I love omelets. You love omelets. Why wouldn’t our dogs love omelets? This dog-friendly version of the Denver omelet is sure to please.
My pups ate this up. And they weren’t the only ones. I always give what I make them a taste, and I have to confess, even without any salt, the only thing that stopped me from mowing the whole thing down was knowing we were making burgers later.
First, I cooked up the meat. Cut the raw bacon into smallish pieces. The size is up to you, just know that it will shrink as it renders. While the bacon is cooking, chop the other meat. Traditionally, Denver omelets have ham. Your dogs would love that, but I happened to have some low-sodium Spam left over (yes, I eat Spam… don’t judge), so I used that. Either is fine, but even the low-sodium Spam is still pretty high in sodium, so I wouldn’t do that too often. I added it to the already rendering bacon and kept cooking it until it was all golden brown. When that was done, I turned it out on a paper towel to drain the excess grease, retaining only a small amount in the pan to soften the green peppers and cook the eggs.
But while the meat was cooking, I did get all my other ingredients together. That’s really important for this recipe as it can go pretty quickly. I chopped the bell pepper and parsley, measured out the cheese (I used pre-shredded cheddar-Monterrey Jack mix), cracked and scrambled the eggs. I also cut open their fish oil capsules and squeezed the liquid into the eggs. You can put in any powder or liquid supplements your vet recommends, too. Just make sure he or she knows the size of your Kongs, how often you give them out and whether you’re also adding supplements to their meals.
I returned the bacon and Spam to my hot pan and added the bell peppers. I used green because that’s what I had, but you can give them any color you have, too. Not only do many dogs love bell peppers, they’re packed with fiber, beta-carotene and a virtual alphabet of vitamins. Just be careful if you have light-colored carpet — I’ve noticed red and orange tend to bleed into my white cutting board. While onions are traditional in a Denver omelet, you should leave them out of your dog-friendly recipe.
Once the peppers were slightly softened, I poured in the eggs, added the parsley and allowed the mixture to set a little. Don’t be tempted to add salt and pepper here like you would for your own eggs. Not only would you be willing to eat this without (I almost did), but your pups don’t feel they need it as much as you do (and it’s no better for them than it is for us, so why add it?).
Then I started breaking up the eggs into chunks small enough to put into my Kongs, allowing the rest of the eggs to cook through.
I removed it from the heat and tossed my cheese on. The heat from the hot eggs and pan should be enough to melt your cheese, but if yours is shredded thicker, it’s OK to put it back on the heat at a reduced temperature.
Next time I do it, I’ll double the recipe so I can have some too (OK, full confession: I ate probably a Kong’s worth myself).
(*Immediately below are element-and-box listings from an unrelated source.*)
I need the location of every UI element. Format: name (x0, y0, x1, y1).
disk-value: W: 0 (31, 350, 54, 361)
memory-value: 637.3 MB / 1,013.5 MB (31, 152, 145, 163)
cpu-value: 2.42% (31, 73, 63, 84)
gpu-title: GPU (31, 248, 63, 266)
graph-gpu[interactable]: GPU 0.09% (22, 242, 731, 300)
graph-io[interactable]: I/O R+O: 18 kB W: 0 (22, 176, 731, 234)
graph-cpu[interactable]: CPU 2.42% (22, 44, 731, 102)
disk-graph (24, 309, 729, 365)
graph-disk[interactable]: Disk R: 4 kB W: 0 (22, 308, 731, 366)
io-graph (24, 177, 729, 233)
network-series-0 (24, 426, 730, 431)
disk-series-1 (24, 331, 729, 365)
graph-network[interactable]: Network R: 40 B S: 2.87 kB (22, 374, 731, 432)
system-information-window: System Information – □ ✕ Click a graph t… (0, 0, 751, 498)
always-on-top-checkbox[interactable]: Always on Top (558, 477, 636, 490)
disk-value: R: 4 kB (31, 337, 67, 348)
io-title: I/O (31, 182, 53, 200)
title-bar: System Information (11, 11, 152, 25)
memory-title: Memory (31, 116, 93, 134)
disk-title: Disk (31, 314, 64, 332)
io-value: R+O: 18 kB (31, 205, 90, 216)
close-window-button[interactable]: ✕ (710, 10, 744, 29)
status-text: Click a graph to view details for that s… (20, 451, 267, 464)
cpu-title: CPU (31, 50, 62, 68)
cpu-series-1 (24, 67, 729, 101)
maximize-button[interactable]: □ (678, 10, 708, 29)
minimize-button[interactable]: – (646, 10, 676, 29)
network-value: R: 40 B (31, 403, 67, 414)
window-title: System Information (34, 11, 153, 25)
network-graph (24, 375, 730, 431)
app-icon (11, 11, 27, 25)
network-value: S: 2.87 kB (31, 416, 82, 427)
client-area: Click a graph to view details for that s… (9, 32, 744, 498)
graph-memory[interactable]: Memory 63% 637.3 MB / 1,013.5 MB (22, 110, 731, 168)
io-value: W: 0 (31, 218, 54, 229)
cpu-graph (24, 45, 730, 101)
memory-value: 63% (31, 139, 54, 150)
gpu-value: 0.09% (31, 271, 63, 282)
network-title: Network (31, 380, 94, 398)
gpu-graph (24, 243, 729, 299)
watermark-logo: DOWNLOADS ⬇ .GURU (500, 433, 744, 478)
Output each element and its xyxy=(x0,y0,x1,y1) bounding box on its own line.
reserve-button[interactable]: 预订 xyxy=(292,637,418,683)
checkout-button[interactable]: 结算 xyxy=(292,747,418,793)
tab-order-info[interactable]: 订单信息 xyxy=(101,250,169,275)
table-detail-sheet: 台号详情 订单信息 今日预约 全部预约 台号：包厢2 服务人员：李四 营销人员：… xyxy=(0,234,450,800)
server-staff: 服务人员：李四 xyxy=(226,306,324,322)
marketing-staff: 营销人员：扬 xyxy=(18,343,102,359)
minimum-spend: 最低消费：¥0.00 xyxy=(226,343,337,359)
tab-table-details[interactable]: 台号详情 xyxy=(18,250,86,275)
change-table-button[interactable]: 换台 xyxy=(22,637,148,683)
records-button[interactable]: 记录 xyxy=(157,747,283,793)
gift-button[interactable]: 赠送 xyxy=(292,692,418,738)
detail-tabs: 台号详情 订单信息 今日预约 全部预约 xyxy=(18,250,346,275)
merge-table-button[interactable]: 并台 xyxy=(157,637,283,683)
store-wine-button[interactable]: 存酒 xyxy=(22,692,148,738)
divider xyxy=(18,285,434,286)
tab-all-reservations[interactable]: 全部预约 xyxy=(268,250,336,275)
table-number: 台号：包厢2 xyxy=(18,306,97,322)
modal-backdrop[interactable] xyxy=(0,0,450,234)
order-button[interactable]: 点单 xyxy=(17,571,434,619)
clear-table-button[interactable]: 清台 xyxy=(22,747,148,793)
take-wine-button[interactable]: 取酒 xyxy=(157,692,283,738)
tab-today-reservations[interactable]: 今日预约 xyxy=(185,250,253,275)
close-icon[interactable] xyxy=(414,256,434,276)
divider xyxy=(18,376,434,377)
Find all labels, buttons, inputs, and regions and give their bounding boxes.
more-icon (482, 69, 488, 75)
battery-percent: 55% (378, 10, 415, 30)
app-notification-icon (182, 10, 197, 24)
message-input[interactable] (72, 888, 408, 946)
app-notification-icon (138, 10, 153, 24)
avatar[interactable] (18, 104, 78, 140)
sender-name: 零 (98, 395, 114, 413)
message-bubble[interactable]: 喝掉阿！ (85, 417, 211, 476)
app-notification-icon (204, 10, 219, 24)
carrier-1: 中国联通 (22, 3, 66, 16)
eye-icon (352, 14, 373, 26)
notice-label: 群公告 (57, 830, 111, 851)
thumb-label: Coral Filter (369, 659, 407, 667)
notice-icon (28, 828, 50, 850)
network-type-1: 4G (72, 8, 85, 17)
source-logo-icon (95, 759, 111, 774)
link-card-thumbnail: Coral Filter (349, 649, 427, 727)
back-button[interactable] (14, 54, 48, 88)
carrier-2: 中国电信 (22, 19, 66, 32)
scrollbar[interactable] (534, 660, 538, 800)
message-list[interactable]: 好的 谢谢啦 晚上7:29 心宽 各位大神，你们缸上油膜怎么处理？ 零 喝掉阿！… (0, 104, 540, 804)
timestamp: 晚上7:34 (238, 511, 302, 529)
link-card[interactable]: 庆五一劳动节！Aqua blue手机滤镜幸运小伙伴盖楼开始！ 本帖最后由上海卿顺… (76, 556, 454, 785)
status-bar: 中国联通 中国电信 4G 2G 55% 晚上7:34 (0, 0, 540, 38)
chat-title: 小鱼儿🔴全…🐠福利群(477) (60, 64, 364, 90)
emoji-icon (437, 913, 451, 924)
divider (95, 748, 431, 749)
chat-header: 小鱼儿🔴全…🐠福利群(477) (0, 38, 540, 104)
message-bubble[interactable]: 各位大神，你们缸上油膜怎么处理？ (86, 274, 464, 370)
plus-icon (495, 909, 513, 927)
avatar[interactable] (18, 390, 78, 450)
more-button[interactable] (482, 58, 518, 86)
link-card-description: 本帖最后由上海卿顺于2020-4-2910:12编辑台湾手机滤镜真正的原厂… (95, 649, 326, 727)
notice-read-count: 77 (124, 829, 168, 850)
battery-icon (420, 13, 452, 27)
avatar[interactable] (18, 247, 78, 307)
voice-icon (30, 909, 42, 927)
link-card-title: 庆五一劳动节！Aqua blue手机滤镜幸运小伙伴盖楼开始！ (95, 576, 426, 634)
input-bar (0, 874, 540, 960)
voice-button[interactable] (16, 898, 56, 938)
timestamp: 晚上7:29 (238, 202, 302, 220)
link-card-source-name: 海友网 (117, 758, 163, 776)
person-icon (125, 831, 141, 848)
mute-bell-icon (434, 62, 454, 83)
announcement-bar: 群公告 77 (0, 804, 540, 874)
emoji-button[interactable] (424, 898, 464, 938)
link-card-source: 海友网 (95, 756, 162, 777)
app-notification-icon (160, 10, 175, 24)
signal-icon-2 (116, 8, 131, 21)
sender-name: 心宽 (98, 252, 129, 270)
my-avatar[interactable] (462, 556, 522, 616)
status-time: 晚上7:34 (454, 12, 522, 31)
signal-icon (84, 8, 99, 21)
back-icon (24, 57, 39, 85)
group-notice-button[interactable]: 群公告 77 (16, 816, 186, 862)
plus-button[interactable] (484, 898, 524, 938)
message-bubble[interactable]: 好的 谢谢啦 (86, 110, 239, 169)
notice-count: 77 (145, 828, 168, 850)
Doggie Denver Omelet recipe
Yields about 2 cups
You can use any kind of meat you want in this recipe so long as it doesn’t have dog-inappropriate spices or veggies (like onions).
- 1 slice bacon, chopped into pieces
- 2 ounces ham (or low-sodium Spam), diced
- 1-1/2 tablespoons diced green peppers
- 4 large eggs, scrambled
- Supplements (liquid or powder) as recommended by your vet
- 2-4 sprigs parsley, chopped
- 1 ounce mixed cheese
- In a preheated skillet over medium to medium-high heat, start to cook the chopped bacon (you don’t need oil as the bacon fat will render to create it). When it starts to get brown on the edges, add the ham. Cook until the bacon is fully cooked, remove from the heat and drain it on a plate lined with paper towels. Do not rinse the skillet. You’ll use the oil still coating it to cook the rest.
- Add the bacon and ham mixture back to the pan over medium heat and toss in the green peppers. Cook until the peppers are softened a little, but don’t let the bacon burn. The peppers don’t have to be totally soft.
- Add the eggs, any supplements and parsley and let the eggs cook until the bottom sets, then begin to break it up into pieces small enough to fit into your Kong. Continue until the eggs are cooked through.
- Remove it from the heat and sprinkle on the cheese. Mix it well until the cheese is melted and stuff it into your Kong.